Having come from Australia, where Question Time in parliament has long since descended into hollow sloganeering and pointless vitriol – like kabuki theatre staged at a dog fight – Westminster politics seemed decidedly civil, even, well … reasonable.
The key to understanding Australian politics is that voting is both compulsory and preferential (or “Alternative Vote” as the UK knows it). This means that in order to win elections, candidates have to appeal to people who don’t care about politics and also to people who plan to vote for someone else anyway. The result is two major parties who, despite some genuine ideological divisions, basically disagree within a fairly narrow band. Unthreatening centrism and a “don’t scare the horses” mentality is the order of the day.

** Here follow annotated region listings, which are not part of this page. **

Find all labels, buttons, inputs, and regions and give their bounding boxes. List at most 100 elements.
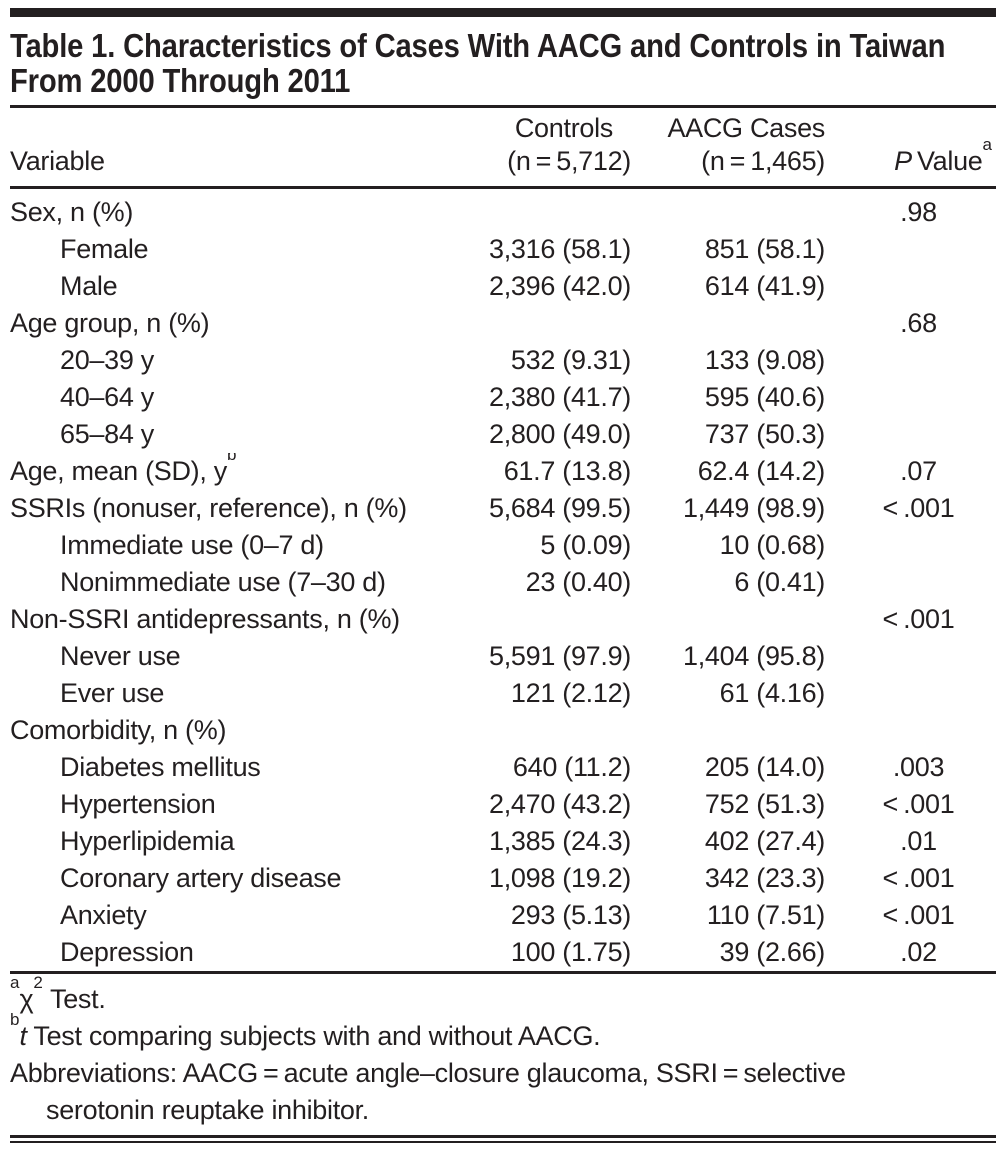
- cases-value: 342 (23.3): [704, 863, 825, 893]
- cases-value: [655, 601, 855, 638]
- table-row: 65–84 y 2,800 (49.0) 737 (50.3): [10, 416, 996, 453]
- table-row: Coronary artery disease 1,098 (19.2) 342 (…: [10, 860, 996, 897]
- table-row: Male 2,396 (42.0) 614 (41.9): [10, 268, 996, 305]
- footnotes-block: aχ2 Test. bt Test comparing subjects wit…: [10, 974, 996, 1129]
- controls-value: 2,470 (43.2): [489, 789, 631, 819]
- pvalue-header-text: Value: [911, 146, 983, 176]
- p-value: .02: [900, 937, 937, 967]
- p-value: < .001: [882, 493, 955, 523]
- table-row: Anxiety 293 (5.13) 110 (7.51) < .001: [10, 897, 996, 934]
- controls-value: [460, 712, 655, 749]
- p-value: [855, 675, 996, 712]
- pvalue-italic-p: P: [894, 146, 912, 176]
- controls-value: 1,385 (24.3): [489, 826, 631, 856]
- p-value: .01: [900, 826, 937, 856]
- table-row: Ever use 121 (2.12) 61 (4.16): [10, 675, 996, 712]
- row-label: Ever use: [60, 678, 165, 708]
- cases-value: 614 (41.9): [704, 271, 825, 301]
- cases-value: 1,404 (95.8): [683, 641, 825, 671]
- characteristics-table: Variable Controls (n = 5,712) AACG Cases…: [10, 108, 996, 974]
- row-label: Immediate use (0–7 d): [60, 530, 324, 560]
- cases-value: 595 (40.6): [704, 382, 825, 412]
- cases-header-line1: AACG Cases: [667, 113, 825, 143]
- controls-value: 100 (1.75): [510, 937, 631, 967]
- table-row: SSRIs (nonuser, reference), n (%) 5,684 (…: [10, 490, 996, 527]
- table-row: Hypertension 2,470 (43.2) 752 (51.3) < .001: [10, 786, 996, 823]
- cases-value: 133 (9.08): [704, 345, 825, 375]
- row-label: Female: [60, 234, 149, 264]
- footnote-b-text: Test comparing subjects with and without…: [26, 1021, 601, 1051]
- controls-header-line2: (n = 5,712): [507, 146, 631, 176]
- table-row: Nonimmediate use (7–30 d) 23 (0.40) 6 (0.4…: [10, 564, 996, 601]
- row-label: Comorbidity, n (%): [10, 715, 227, 745]
- p-value: [855, 638, 996, 675]
- column-header-variable: Variable: [10, 108, 460, 189]
- abbreviations-line1: Abbreviations: AACG = acute angle–closur…: [10, 1058, 846, 1088]
- p-value: [855, 712, 996, 749]
- cases-value: [655, 188, 855, 232]
- table-title: Table 1. Characteristics of Cases With A…: [10, 27, 946, 99]
- row-label: Hyperlipidemia: [60, 826, 235, 856]
- p-value: [855, 564, 996, 601]
- controls-value: 5,591 (97.9): [489, 641, 631, 671]
- row-label: Age group, n (%): [10, 308, 210, 338]
- cases-value: 62.4 (14.2): [697, 456, 826, 486]
- cases-value: 752 (51.3): [704, 789, 825, 819]
- table-row: Age group, n (%) .68: [10, 305, 996, 342]
- table-row: Age, mean (SD), yb 61.7 (13.8) 62.4 (14.2)…: [10, 453, 996, 490]
- controls-value: 2,396 (42.0): [489, 271, 631, 301]
- title-divider-rule: [10, 105, 996, 108]
- p-value: [855, 527, 996, 564]
- table-row: Non-SSRI antidepressants, n (%) < .001: [10, 601, 996, 638]
- p-value: .07: [900, 456, 937, 486]
- table-header: Variable Controls (n = 5,712) AACG Cases…: [10, 108, 996, 189]
- cases-value: 402 (27.4): [704, 826, 825, 856]
- row-label: Coronary artery disease: [60, 863, 342, 893]
- footnote-a-marker: a: [10, 973, 20, 992]
- table-row: Immediate use (0–7 d) 5 (0.09) 10 (0.68): [10, 527, 996, 564]
- cases-value: 1,449 (98.9): [683, 493, 825, 523]
- row-label: Anxiety: [60, 900, 147, 930]
- footnote-b-marker: b: [10, 1010, 20, 1029]
- row-label: Hypertension: [60, 789, 216, 819]
- controls-value: 532 (9.31): [510, 345, 631, 375]
- row-label: 65–84 y: [60, 419, 154, 449]
- controls-value: 1,098 (19.2): [489, 863, 631, 893]
- column-header-pvalue: P Valuea: [855, 108, 996, 189]
- cases-value: 110 (7.51): [706, 900, 825, 930]
- row-label: 20–39 y: [60, 345, 154, 375]
- p-value: .98: [900, 197, 937, 227]
- row-label-superscript: b: [226, 453, 237, 464]
- p-value: [855, 268, 996, 305]
- controls-value: [460, 601, 655, 638]
- p-value: [855, 379, 996, 416]
- footnote-a: aχ2 Test.: [10, 974, 996, 1018]
- controls-value: 293 (5.13): [510, 900, 631, 930]
- table-title-block: Table 1. Characteristics of Cases With A…: [10, 28, 985, 98]
- table-row: Female 3,316 (58.1) 851 (58.1): [10, 231, 996, 268]
- p-value: < .001: [882, 900, 955, 930]
- table-row: Sex, n (%) .98: [10, 188, 996, 232]
- p-value: [855, 231, 996, 268]
- controls-value: 5 (0.09): [540, 530, 631, 560]
- controls-value: 61.7 (13.8): [503, 456, 632, 486]
- row-label: Depression: [60, 937, 194, 967]
- footnote-a-text: Test.: [42, 984, 106, 1014]
- cases-value: 61 (4.16): [719, 678, 826, 708]
- controls-header-line1: Controls: [514, 113, 613, 143]
- table-row: Never use 5,591 (97.9) 1,404 (95.8): [10, 638, 996, 675]
- table-row: Diabetes mellitus 640 (11.2) 205 (14.0) .00…: [10, 749, 996, 786]
- footnote-a-chi-exponent: 2: [33, 973, 43, 992]
- column-header-controls: Controls (n = 5,712): [460, 108, 655, 189]
- controls-value: 640 (11.2): [512, 752, 631, 782]
- controls-value: [460, 305, 655, 342]
- cases-value: [655, 305, 855, 342]
- table-row: 20–39 y 532 (9.31) 133 (9.08): [10, 342, 996, 379]
- p-value: < .001: [882, 604, 955, 634]
- p-value: < .001: [882, 789, 955, 819]
- cases-value: 205 (14.0): [704, 752, 825, 782]
- table-row: Hyperlipidemia 1,385 (24.3) 402 (27.4) .01: [10, 823, 996, 860]
- footnote-abbreviations: Abbreviations: AACG = acute angle–closur…: [10, 1055, 996, 1129]
- cases-value: 737 (50.3): [704, 419, 825, 449]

But there is another story at play here too. Australia’s notoriously complicated voting system for the Senate, combined with preference deals done between parties, means the balance of power in the upper house has often been held by independents and minor parties such as the Australian Greens and, until a few years ago, the Australian Democrats.
There’s also a slew of perennial campaigners such as the Shooters and Fishers Party (not to be confused with the Fishing and Lifestyle Party) and the Australian Sex Party. Tragically the latter refuses to use the slogan “Ain’t No Party Like An Australian Sex Party!”, but made up for it this year with the campaign line “As much as we like sex, we don’t like getting f***ed.” I’m not even making that up.